Tuesday, June 11, 2013

Pendekatan Creative Problem Solving (CPS)

Dalam kehidupan di dunia ini kita tidak akan lepas dari masalah sebagian orang mengatakan bahwa kehidupan ini sebenarnya adalah akumulasi dari masalah. Setiap saat kita akan dihadapkan dengan suatu masalah atau bahkan sejumlah masalah yang harus dipecahkan secara serempak.
Masalah atau problem dalam kamus Webster (Guralnik, 1962: 1161) dinyatakan sebagai “anything required to be done, or requiring the doing of something” segala sesuatu yang harus dilakukan atau menuntut pengerjaan. Batasan tersebut berlaku umum mencakup segala aspek kehidupan baik itu oerasaan sulit yang harus dipecahkan, rintangan yang harus dihadapi, perbedaan pendapat yang harus dijembatani, situasi yang berbeda dengan kehendak kita, atau bahkan soal-soal matematika yang harus dipecahan.

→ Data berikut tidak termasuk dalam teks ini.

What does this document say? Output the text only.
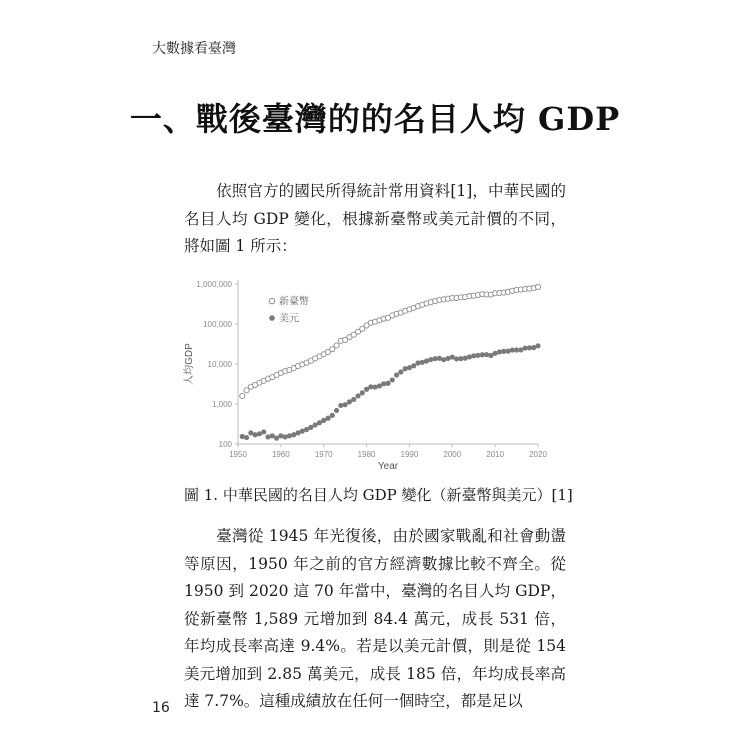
大數據看臺灣
一、戰後臺灣的的名目人均 GDP

依照官方的國民所得統計常用資料[1]，中華民國的名目人均 GDP 變化，根據新臺幣或美元計價的不同，將如圖 1 所示：

100
1,000
10,000
100,000
1,000,000
1950	1960	1970	1980	1990	2000	2010	2020
Year
人均GDP
新臺幣
美元
圖 1. 中華民國的名目人均 GDP 變化（新臺幣與美元）[1]

臺灣從 1945 年光復後，由於國家戰亂和社會動盪等原因，1950 年之前的官方經濟數據比較不齊全。從 1950 到 2020 這 70 年當中，臺灣的名目人均 GDP，從新臺幣 1,589 元增加到 84.4 萬元，成長 531 倍，年均成長率高達 9.4%。若是以美元計價，則是從 154 美元增加到 2.85 萬美元，成長 185 倍，年均成長率高達 7.7%。這種成績放在任何一個時空，都是足以

16
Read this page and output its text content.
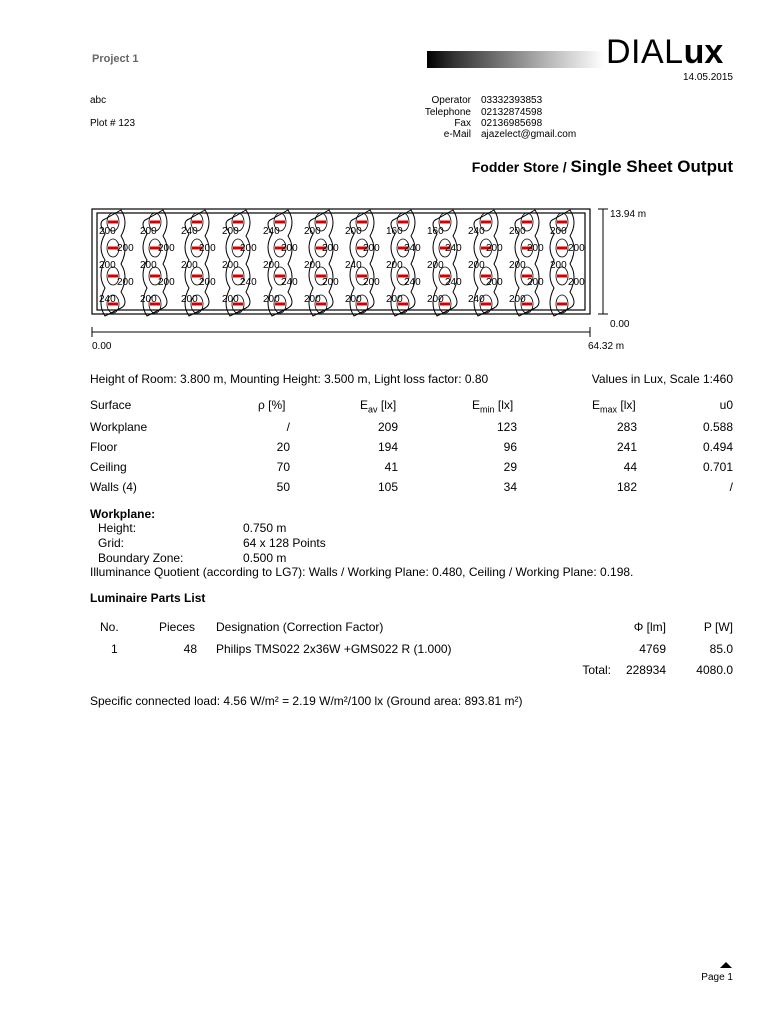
Project 1	DIALux
14.05.2015
abc
Plot # 123
Operator 03332393853
Telephone 02132874598
Fax 02136985698
e-Mail ajazelect@gmail.com
Fodder Store / Single Sheet Output
200 200 240 200 240 200 200 160 160 240 200 200
200 200 200 200 200 200 200 240 240 200 200 200
200 200 200 200 200 200 240 200 200 200 200 200
200 200 200 240 240 200 200 240 240 200 200 200
240 200 200 200 200 200 200 200 200 240 200
13.94 m
0.00
0.00	64.32 m
Height of Room: 3.800 m, Mounting Height: 3.500 m, Light loss factor: 0.80	Values in Lux, Scale 1:460
Surface	ρ [%]	$E_{av}$ [lx]	$E_{min}$ [lx]	$E_{max}$ [lx]	u0
Workplane	/	209	123	283	0.588
Floor	20	194	96	241	0.494
Ceiling	70	41	29	44	0.701
Walls (4)	50	105	34	182	/
Workplane:
Height:	0.750 m
Grid:	64 x 128 Points
Boundary Zone:	0.500 m
Illuminance Quotient (according to LG7): Walls / Working Plane: 0.480, Ceiling / Working Plane: 0.198.
Luminaire Parts List
No.	Pieces Designation (Correction Factor)	Φ [lm]	P [W]
1	48 Philips TMS022 2x36W +GMS022 R (1.000)	4769	85.0
Total: 228934	4080.0
Specific connected load: 4.56 W/m² = 2.19 W/m²/100 lx (Ground area: 893.81 m²)
Page 1
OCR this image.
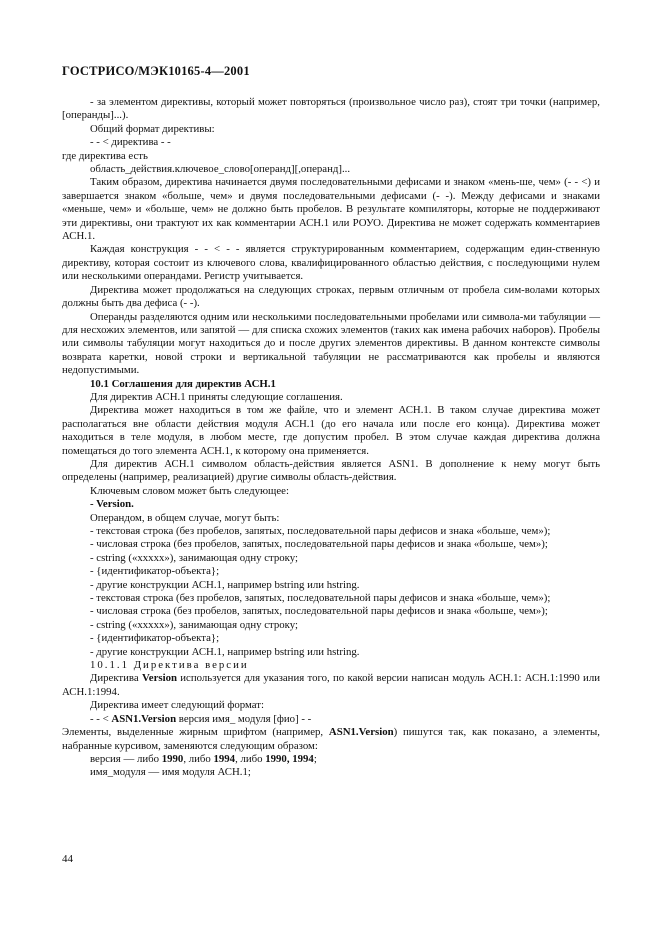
ГОСТРИСО/МЭК10165-4—2001

- за элементом директивы, который может повторяться (произвольное число раз), стоят три точки (например, [операнды]...).

Общий формат директивы:

- - < директива - -

где директива есть

область_действия.ключевое_слово[операнд][,операнд]...

Таким образом, директива начинается двумя последовательными дефисами и знаком «мень-ше, чем» (- - <) и завершается знаком «больше, чем» и двумя последовательными дефисами (- -). Между дефисами и знаками «меньше, чем» и «больше, чем» не должно быть пробелов. В результате компиляторы, которые не поддерживают эти директивы, они трактуют их как комментарии АСН.1 или РОУО. Директива не может содержать комментариев АСН.1.

Каждая конструкция - - < - - является структурированным комментарием, содержащим един-ственную директиву, которая состоит из ключевого слова, квалифицированного областью действия, с последующими нулем или несколькими операндами. Регистр учитывается.

Директива может продолжаться на следующих строках, первым отличным от пробела сим-волами которых должны быть два дефиса (- -).

Операнды разделяются одним или несколькими последовательными пробелами или символа-ми табуляции — для несхожих элементов, или запятой — для списка схожих элементов (таких как имена рабочих наборов). Пробелы или символы табуляции могут находиться до и после других элементов директивы. В данном контексте символы возврата каретки, новой строки и вертикальной табуляции не рассматриваются как пробелы и являются недопустимыми.

10.1 Соглашения для директив АСН.1

Для директив АСН.1 приняты следующие соглашения.

Директива может находиться в том же файле, что и элемент АСН.1. В таком случае директива может располагаться вне области действия модуля АСН.1 (до его начала или после его конца). Директива может находиться в теле модуля, в любом месте, где допустим пробел. В этом случае каждая директива должна помещаться до того элемента АСН.1, к которому она применяется.

Для директив АСН.1 символом область-действия является ASN1. В дополнение к нему могут быть определены (например, реализацией) другие символы область-действия.

Ключевым словом может быть следующее:

- Version.

Операндом, в общем случае, могут быть:

- текстовая строка (без пробелов, запятых, последовательной пары дефисов и знака «больше, чем»);

- числовая строка (без пробелов, запятых, последовательной пары дефисов и знака «больше, чем»);

- cstring («xxxxx»), занимающая одну строку;

- {идентификатор-объекта};

- другие конструкции АСН.1, например bstring или hstring.

- текстовая строка (без пробелов, запятых, последовательной пары дефисов и знака «больше, чем»);

- числовая строка (без пробелов, запятых, последовательной пары дефисов и знака «больше, чем»);

- cstring («xxxxx»), занимающая одну строку;

- {идентификатор-объекта};

- другие конструкции АСН.1, например bstring или hstring.

10.1.1 Директива версии

Директива Version используется для указания того, по какой версии написан модуль АСН.1: АСН.1:1990 или АСН.1:1994.

Директива имеет следующий формат:

- - < ASN1.Version версия имя_ модуля [фио] - -

Элементы, выделенные жирным шрифтом (например, ASN1.Version) пишутся так, как показано, а элементы, набранные курсивом, заменяются следующим образом:

версия — либо 1990, либо 1994, либо 1990, 1994;

имя_модуля — имя модуля АСН.1;

44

Berdasarkan tujuan pendidikan nasional secara mikro, salah satu indikator keberhasilan pendidikan nasional adalah lahirnya sumber daya manusia yang kreatif. Kreativitas ini akan terlihat dalam cara bagaimana siswa dapat memecahkan suatu kesulitan, rintangan, atau menjembatani suatu perbedaan pendapat ataupun suatu harapan dan kenyataan yang tidak sesuai secara logis, efektif dan efisien (Mulyasa, 2002: 21).

Penetapan kemampuan memecahkan masalah (bernalar tinggi) sebagai tujuan pembelajaran matematika sangat tepat. hal ini dapat dipahami sebab pemecahan masalah merupakan tipe belajar paling tinggi dari delapan tipe yang dikemukakan Gagne (dalam Suherman, 2003: 89). Gagne (dalam Suherman, 2003: 89) mengemukakan delapan tipe belajar yaitu, “Signal learning, stimulus-response learning, chaining, verbal association, discrimination learning, concept learning, rule leraning, dan problem solving”. Pemecahan masalah merupakan perapaduan dari berbagai proses belajar sebelumnya.
Polya (dalam Suherman, 2003: 99) mengemukakan bahwa,
Dalam pemecahan suatu masalah terdapat empat langkah yang harus dilakukan yaitu: (1) memahami masalah, (2) merencanakan pemecahannya, (3) menyelesaikan masalah sesuai rencana langkah kedua, dan 4) memeriksa kembali hasil yang diperoleh (looking back).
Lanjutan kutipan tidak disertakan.